I went to pay my electricity bill the other day on the NStar website and noticed that they are offering customers the option of signing up for green power. While it’s been possible to sign up with a competitive electricity supplier for “Green” power, green power has not been an option for users who have chosen to stay with the incumbent utility. This includes me and the majority of residential electricity users. Retail electricity choice for individual consumers has not taken off as the supporters of electricity deregulation have hoped for. Why that is, is a story for another day.

According to NStar, most people would likely only pay $4 to $7 dollars more for green power than they would for conventional power. $4 to $7 doesn’t seem live very much at all. However, much of this is due to the fact I live in New England. New England is one the highest priced areas for electricity in the country. According to my last bill I pay .11172 per kWh. This translates to 111.72 per MWh in industry standard terms. To put that in perspective, coal generation costs about $30/MWh, and nuclear less than $5/MWh to run once constructed. New England on the margin does not run on coal. Coal and Nuclear plants are few and far between. New England is powered by Natural Gas which even with the newest and most efficient technology costs at least $90 a MWh to run given that natural gas is priced north of $10/mmbtu. Most new electricity generators are natural gas, conceived and developed when natural gas was cheap as cheap could be. People talk about oil all the time, but Natural Gas was once $1-2 per mmbtu at the turn of the century (and I mean 2000). They couldn’t give it away. It was often a byproduct of oil production. Oil may be 4 times more expensive, but natural gas is nearly 10 times more expensive.
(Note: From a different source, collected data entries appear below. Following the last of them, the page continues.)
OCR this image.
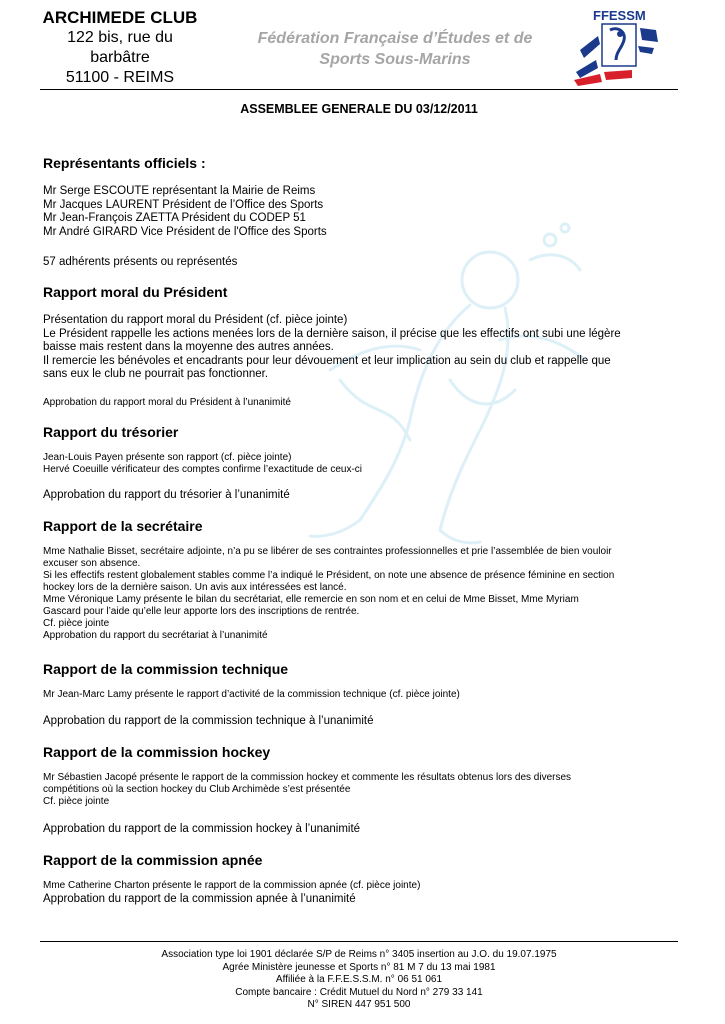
ARCHIMEDE CLUB
122 bis, rue du
barbâtre
51100 - REIMS
Fédération Française d’Études et de
Sports Sous-Marins
FFESSM
ASSEMBLEE GENERALE DU 03/12/2011
Représentants officiels :
Mr Serge ESCOUTE représentant la Mairie de Reims
Mr Jacques LAURENT Président de l’Office des Sports
Mr Jean-François ZAETTA Président du CODEP 51
Mr André GIRARD Vice Président de l'Office des Sports
57 adhérents présents ou représentés
Rapport moral du Président
Présentation du rapport moral du Président (cf. pièce jointe)
Le Président rappelle les actions menées lors de la dernière saison, il précise que les effectifs ont subi une légère
baisse mais restent dans la moyenne des autres années.
Il remercie les bénévoles et encadrants pour leur dévouement et leur implication au sein du club et rappelle que
sans eux le club ne pourrait pas fonctionner.
Approbation du rapport moral du Président à l’unanimité
Rapport du trésorier
Jean-Louis Payen présente son rapport (cf. pièce jointe)
Hervé Coeuille vérificateur des comptes confirme l’exactitude de ceux-ci
Approbation du rapport du trésorier à l’unanimité
Rapport de la secrétaire
Mme Nathalie Bisset, secrétaire adjointe, n’a pu se libérer de ses contraintes professionnelles et prie l’assemblée de bien vouloir
excuser son absence.
Si les effectifs restent globalement stables comme l’a indiqué le Président, on note une absence de présence féminine en section
hockey lors de la dernière saison. Un avis aux intéressées est lancé.
Mme Véronique Lamy présente le bilan du secrétariat, elle remercie en son nom et en celui de Mme Bisset, Mme Myriam
Gascard pour l’aide qu’elle leur apporte lors des inscriptions de rentrée.
Cf. pièce jointe
Approbation du rapport du secrétariat à l’unanimité
Rapport de la commission technique
Mr Jean-Marc Lamy présente le rapport d’activité de la commission technique (cf. pièce jointe)
Approbation du rapport de la commission technique à l’unanimité
Rapport de la commission hockey
Mr Sébastien Jacopé présente le rapport de la commission hockey et commente les résultats obtenus lors des diverses
compétitions où la section hockey du Club Archimède s’est présentée
Cf. pièce jointe
Approbation du rapport de la commission hockey à l’unanimité
Rapport de la commission apnée
Mme Catherine Charton présente le rapport de la commission apnée (cf. pièce jointe)
Approbation du rapport de la commission apnée à l’unanimité
Association type loi 1901 déclarée S/P de Reims n° 3405 insertion au J.O. du 19.07.1975
Agrée Ministère jeunesse et Sports n° 81 M 7 du 13 mai 1981
Affiliée à la F.F.E.S.S.M. n° 06 51 061
Compte bancaire : Crédit Mutuel du Nord n° 279 33 141
N° SIREN 447 951 500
If I were to sign up for the the Green Power Plan, I would like be paying 10% more on the cost generation which is about 1/2 of my bill. My electricity bill is about $80 on average a month. Under the Green Power plan, I would likely pay about $85. Five dollars a month does not seem like a lot to pay to increase the demand for green power. Unlike Field of Dreams, “Build it and they Will come.” does not apply to wind or solar generation. The demand needs to be there first either through the actions of environmentally conscience consumers who are willing to pay more, or through regulation. Regulation can take one of two methods. 1) Outright mandates 2) My Preference, Pigovian taxes that price in the true cost of pollution.

Electricity unlike some other products cannot be directly sourced. If that were the case I would have to a dedicated transmission line running directly to the generator I purchas power from. Electricity flows from generation to demand via the path of least resistance, regardless what financial commitment consumers might make. This is not to say that consumer choice does not affect the market, but only via aggregate demand. Signing up for the renewable energy option increases the aggregate demand for green energy and that is best I can hope for.